En algunos casos, se ocupa en detalle de problemas que muchos no conectarían con el conflicto colombiano. Por ejemplo, dedica bastante espacio a proponer un nuevo abordaje de la política de drogas, que va desde fortalecer las alternativas productivas para campesinos hasta regular legalmente el mercado de la cocaína. “Es imperativo que Colombia lidere ese cambio de paradigma a nivel mundial con la legitimidad y fuerza que le da a nuestro país ser uno de los que más ha sufrido las consecuencias de la violencia y la guerra contra las drogas”, insiste.
Y otros temas, como continuar impulsando el reconocimiento de responsabilidades, revelan la conciencia de la Comisión de las limitaciones de su propio trabajo en un país políticamente muy dividido. “La concurrencia de los responsables resultó ciertamente limitada”, admite en un momento, explicando que solo 140 victimarios -86 ex guerrilleros de las FARC, 31 antiguos paramilitares y 23 militares y policías- dieron ese paso.
El legado de la Comisión
La incertidumbre sobre qué seguirá para el informe es grande, a solo cuatro semanas de que la Comisión cierre sus puertas y concluya su mandato. Más allá de unas guías de lectura y un especial multimedia –parte de lo que la Comisión llama su ‘legado’- aún quedan muchas preguntas sobre cómo se traducirán sus miles de páginas de reflexiones en contenidos más accesibles al conjunto de la sociedad colombiana y cómo los acercarán a los sectores que han sido más escépticos de su trabajo.

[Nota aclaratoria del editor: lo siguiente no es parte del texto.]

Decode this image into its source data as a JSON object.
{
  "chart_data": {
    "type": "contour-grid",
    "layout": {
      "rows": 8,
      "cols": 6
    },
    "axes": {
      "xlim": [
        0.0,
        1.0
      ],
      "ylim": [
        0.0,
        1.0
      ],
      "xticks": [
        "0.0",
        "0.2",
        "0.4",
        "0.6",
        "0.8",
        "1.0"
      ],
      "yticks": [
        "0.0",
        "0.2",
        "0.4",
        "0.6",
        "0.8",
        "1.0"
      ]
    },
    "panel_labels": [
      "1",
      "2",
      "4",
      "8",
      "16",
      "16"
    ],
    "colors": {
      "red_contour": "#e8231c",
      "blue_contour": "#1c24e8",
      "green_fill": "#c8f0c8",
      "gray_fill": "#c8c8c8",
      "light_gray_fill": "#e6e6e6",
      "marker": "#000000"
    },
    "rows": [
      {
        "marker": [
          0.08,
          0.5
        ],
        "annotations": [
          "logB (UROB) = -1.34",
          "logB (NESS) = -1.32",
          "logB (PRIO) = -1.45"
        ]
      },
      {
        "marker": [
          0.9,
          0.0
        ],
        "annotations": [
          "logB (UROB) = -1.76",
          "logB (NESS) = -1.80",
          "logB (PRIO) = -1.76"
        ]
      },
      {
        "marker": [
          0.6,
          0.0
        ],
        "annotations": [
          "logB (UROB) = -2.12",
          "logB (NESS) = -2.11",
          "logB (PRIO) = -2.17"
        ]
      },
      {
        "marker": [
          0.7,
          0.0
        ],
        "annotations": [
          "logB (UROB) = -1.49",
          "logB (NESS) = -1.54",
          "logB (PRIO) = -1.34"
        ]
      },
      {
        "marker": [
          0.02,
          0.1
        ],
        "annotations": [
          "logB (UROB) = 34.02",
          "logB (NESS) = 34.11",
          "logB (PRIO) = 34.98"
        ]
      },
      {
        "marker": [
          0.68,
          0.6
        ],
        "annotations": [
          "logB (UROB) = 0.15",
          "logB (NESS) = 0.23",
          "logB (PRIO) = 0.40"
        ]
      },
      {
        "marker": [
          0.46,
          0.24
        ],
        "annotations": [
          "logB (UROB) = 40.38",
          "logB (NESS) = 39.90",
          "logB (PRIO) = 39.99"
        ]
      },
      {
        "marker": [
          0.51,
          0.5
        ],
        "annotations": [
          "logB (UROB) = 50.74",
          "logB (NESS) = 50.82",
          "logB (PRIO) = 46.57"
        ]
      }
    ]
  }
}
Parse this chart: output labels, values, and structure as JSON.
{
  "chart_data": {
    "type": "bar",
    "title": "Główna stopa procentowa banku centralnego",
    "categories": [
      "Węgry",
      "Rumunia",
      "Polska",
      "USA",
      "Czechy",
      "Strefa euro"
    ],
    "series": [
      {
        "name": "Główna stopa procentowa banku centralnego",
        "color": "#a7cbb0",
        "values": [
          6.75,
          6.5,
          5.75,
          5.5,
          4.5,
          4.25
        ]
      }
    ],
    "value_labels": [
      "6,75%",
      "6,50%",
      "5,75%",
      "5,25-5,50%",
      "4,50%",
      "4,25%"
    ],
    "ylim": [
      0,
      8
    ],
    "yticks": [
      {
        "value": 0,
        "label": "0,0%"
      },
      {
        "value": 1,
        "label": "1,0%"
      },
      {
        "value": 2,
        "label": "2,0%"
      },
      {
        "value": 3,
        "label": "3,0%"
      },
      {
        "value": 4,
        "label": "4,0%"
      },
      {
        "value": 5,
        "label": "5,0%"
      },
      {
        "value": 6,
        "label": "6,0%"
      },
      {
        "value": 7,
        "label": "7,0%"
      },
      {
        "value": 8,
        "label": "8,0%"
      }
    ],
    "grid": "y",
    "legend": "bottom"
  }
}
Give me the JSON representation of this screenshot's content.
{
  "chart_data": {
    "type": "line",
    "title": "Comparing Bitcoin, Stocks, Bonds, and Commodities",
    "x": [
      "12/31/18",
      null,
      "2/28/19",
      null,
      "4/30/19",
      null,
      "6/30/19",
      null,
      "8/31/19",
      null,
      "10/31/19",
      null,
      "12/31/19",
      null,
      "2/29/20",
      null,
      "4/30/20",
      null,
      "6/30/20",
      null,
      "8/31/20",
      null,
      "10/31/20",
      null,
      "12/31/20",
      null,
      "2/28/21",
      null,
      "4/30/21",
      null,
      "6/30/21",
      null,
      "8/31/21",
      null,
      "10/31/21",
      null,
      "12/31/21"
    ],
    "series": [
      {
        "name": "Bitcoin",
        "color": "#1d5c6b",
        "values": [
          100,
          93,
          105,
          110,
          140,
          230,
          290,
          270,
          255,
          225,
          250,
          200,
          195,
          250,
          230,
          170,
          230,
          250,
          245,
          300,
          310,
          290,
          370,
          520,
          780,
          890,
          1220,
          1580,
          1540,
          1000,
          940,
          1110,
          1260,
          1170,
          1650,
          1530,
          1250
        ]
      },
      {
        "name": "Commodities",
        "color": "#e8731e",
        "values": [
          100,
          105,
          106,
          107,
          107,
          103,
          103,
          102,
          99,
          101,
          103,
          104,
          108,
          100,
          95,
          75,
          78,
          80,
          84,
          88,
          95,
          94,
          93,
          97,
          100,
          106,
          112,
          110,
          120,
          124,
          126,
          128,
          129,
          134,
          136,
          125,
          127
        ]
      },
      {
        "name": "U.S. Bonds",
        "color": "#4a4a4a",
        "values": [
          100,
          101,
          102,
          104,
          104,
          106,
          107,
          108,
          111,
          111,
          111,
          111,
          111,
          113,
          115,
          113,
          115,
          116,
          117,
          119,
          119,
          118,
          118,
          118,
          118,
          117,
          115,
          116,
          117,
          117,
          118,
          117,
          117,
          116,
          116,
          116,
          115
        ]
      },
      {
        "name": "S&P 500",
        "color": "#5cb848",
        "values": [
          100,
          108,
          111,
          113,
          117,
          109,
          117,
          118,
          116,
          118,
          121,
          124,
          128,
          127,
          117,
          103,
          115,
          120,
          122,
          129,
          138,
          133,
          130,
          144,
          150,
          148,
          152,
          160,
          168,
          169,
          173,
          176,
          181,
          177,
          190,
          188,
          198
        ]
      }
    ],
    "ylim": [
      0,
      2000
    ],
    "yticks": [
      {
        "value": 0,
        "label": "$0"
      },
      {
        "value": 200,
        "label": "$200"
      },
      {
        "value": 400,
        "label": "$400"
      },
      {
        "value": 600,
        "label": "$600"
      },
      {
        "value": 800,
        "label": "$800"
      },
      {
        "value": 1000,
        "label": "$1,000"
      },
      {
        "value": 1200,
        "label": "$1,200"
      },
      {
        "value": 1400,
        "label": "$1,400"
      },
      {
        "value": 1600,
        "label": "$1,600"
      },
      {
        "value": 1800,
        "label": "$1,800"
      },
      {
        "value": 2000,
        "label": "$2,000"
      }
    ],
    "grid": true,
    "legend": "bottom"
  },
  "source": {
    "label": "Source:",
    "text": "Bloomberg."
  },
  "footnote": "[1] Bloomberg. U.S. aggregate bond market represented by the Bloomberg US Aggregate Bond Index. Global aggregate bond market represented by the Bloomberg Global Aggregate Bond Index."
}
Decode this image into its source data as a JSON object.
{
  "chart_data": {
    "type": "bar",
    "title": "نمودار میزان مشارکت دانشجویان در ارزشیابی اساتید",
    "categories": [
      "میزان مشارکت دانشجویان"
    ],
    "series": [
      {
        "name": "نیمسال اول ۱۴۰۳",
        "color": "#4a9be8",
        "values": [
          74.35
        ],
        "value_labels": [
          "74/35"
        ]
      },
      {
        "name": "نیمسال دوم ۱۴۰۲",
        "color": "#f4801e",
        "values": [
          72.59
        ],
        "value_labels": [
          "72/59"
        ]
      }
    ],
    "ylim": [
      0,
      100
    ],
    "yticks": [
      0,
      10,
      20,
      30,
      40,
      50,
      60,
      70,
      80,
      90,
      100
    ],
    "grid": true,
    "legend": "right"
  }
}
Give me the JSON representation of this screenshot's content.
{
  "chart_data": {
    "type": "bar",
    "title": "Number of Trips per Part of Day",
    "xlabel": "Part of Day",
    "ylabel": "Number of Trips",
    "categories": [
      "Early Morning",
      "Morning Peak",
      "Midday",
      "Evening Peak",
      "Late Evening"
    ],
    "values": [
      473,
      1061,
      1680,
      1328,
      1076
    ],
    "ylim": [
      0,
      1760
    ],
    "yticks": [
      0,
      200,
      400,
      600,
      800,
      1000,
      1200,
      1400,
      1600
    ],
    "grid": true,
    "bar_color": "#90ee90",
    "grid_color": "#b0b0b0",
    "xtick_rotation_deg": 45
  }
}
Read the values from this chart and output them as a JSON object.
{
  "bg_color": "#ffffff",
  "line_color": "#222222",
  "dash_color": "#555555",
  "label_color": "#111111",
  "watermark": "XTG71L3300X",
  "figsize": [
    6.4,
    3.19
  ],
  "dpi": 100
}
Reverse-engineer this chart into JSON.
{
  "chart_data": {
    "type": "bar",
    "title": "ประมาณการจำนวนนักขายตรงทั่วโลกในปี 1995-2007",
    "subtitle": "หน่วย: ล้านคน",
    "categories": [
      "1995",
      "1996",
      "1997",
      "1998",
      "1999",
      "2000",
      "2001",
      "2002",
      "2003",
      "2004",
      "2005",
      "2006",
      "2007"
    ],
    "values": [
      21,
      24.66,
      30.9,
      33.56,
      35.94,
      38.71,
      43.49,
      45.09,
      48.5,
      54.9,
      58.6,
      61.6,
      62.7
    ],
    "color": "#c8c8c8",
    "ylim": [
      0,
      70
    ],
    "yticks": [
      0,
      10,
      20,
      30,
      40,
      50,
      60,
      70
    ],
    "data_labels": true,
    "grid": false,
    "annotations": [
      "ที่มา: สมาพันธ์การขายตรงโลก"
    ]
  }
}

En lo inmediato, gozará de un ambiente político mucho más favorable que el de su cuatrienio. Petro, el nuevo presidente, parecería estar ya leyendo sus recomendaciones. Hace dos semanas prometió crear un Ministerio de la Paz que coordinaría toda la implementación del acuerdo de paz y anunció que Colombia dejará de ser el único país del hemisferio donde la Policía está aún bajo la órbita del sector defensa, aunque deberá lidiar con la enorme expectativa sobre su llegada y los retos administrativos de ejecutar muchas de esas promesas.
Serán él y su gobierno quien cargarán muchas de las tareas necesarias para aterrizar la esperanza del padre de Roux en su prólogo: “Ante nosotros está la posibilidad de hacer propia, como cuerpo de nación responsable, la herida de nuestros 10 millones de víctimas y rescatarnos en una nación incluyente, justa y reconciliada”.